No basta con centrarse en el sector energético, como explica la ICRICT, la Comisión Independiente para la Reforma de la Fiscalidad Corporativa Internacional, de la cual soy miembro, junto con personalidades como Joseph Stiglitz, Jayati Ghosh y Thomas Piketty. Las empresas farmacéuticas han visto cómo se dispararon sus beneficios gracias a la pandemia, a pesar de que las vacunas se desarrollaron gracias a las subvenciones públicas. El sector alimentario, en el que son frecuentes los oligopolios, también se ha beneficiado de la situación actual. Es gracias a la especulación en los mercados de productos alimentarios básicos, como el trigo, que otro sector, el financiero, está obteniendo beneficios sin precedentes. Y no hablemos de las empresas digitales, grandes ganadoras de la pandemia y campeonas de las estrategias de elusión fiscal.
Las multinacionales no son entidades fantasmas. Cuando sus ganancias se disparan, son sus principales accionistas los que se benefician, aunque lo hagan discretamente. Tomemos el ejemplo de Cargill, que controla, junto con otras tres empresas, el 70% del mercado mundial de alimentos. La empresa obtuvo más de 5.000 millones de dólares de beneficios el año pasado, el más alto de sus 156 años de historia, y se espera que sea aún más alto este año.

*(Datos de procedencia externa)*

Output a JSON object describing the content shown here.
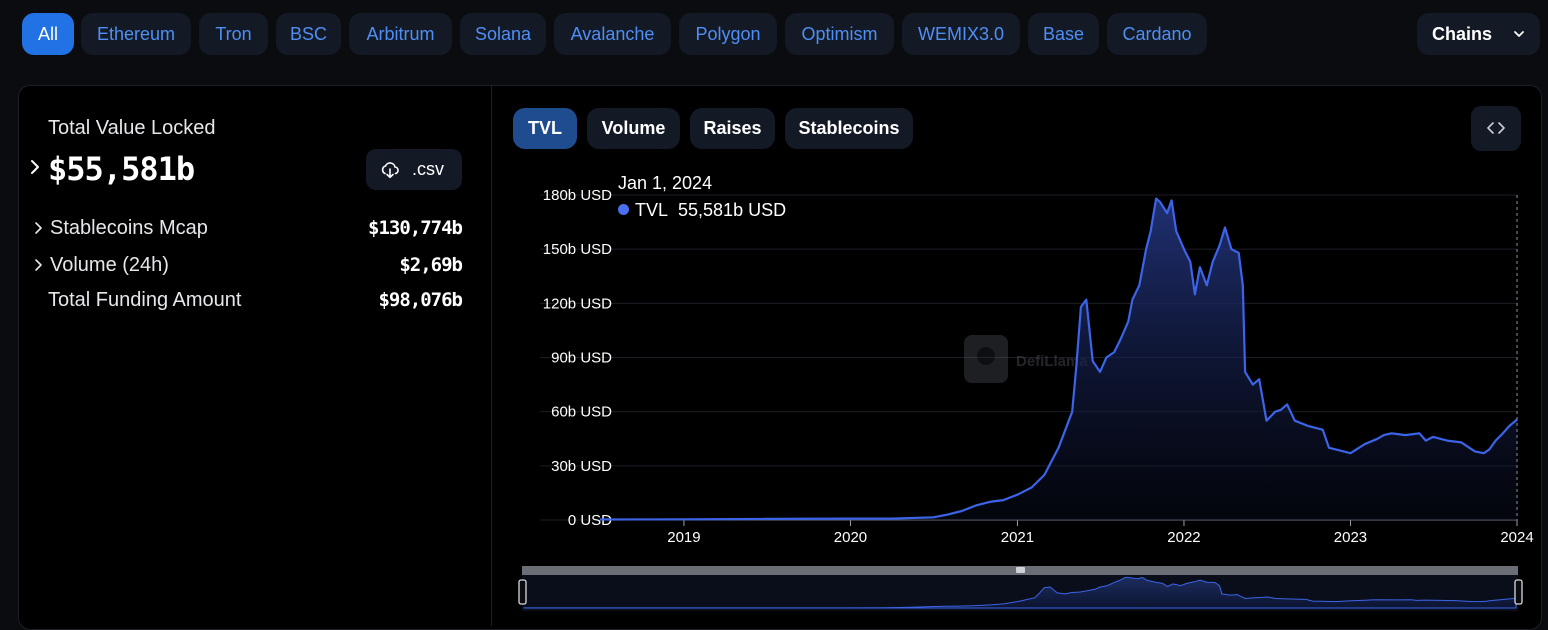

Gracias a esta ganancia inesperada, la familia Cargill tiene ahora 12 multimillonarios. Antes de la pandemia solo contaba con 8. Como ellos, en los dos primeros años de la pandemia surgieron 573 nuevos multimillonarios, es decir, uno cada 30 horas, según los cálculos de Oxfam. La riqueza total de los más pudientes equivale ahora al 13,9% del PIB mundial, tres veces más que en el año 2000, y los 10 hombres más ricos del mundo tienen más riqueza que el 40% más pobre de la humanidad, es decir, 3.100 millones de personas.
La conmemoración este 10 de diciembre del Día Internacional de los Derechos Humanos nos recuerda que las pandemias, las guerras y las recesiones, por terribles y dolorosas que sean, no eximen a los Estados de cumplir sus compromisos en materia de derechos humanos, ni les permiten dar prioridad a otras cuestiones. Al contrario, es en medio de las crisis que el compromiso con los derechos humanos cobra más sentido. Es a través de la protección social y los servicios públicos, que el Estado consigue proteger los medios de vida de los más desaventajados, y cumplir con sus obligaciones en materia de derechos económicos, sociales y culturales. Esta es también la única manera de dar sentido a la democracia a los ojos de los ciudadanos.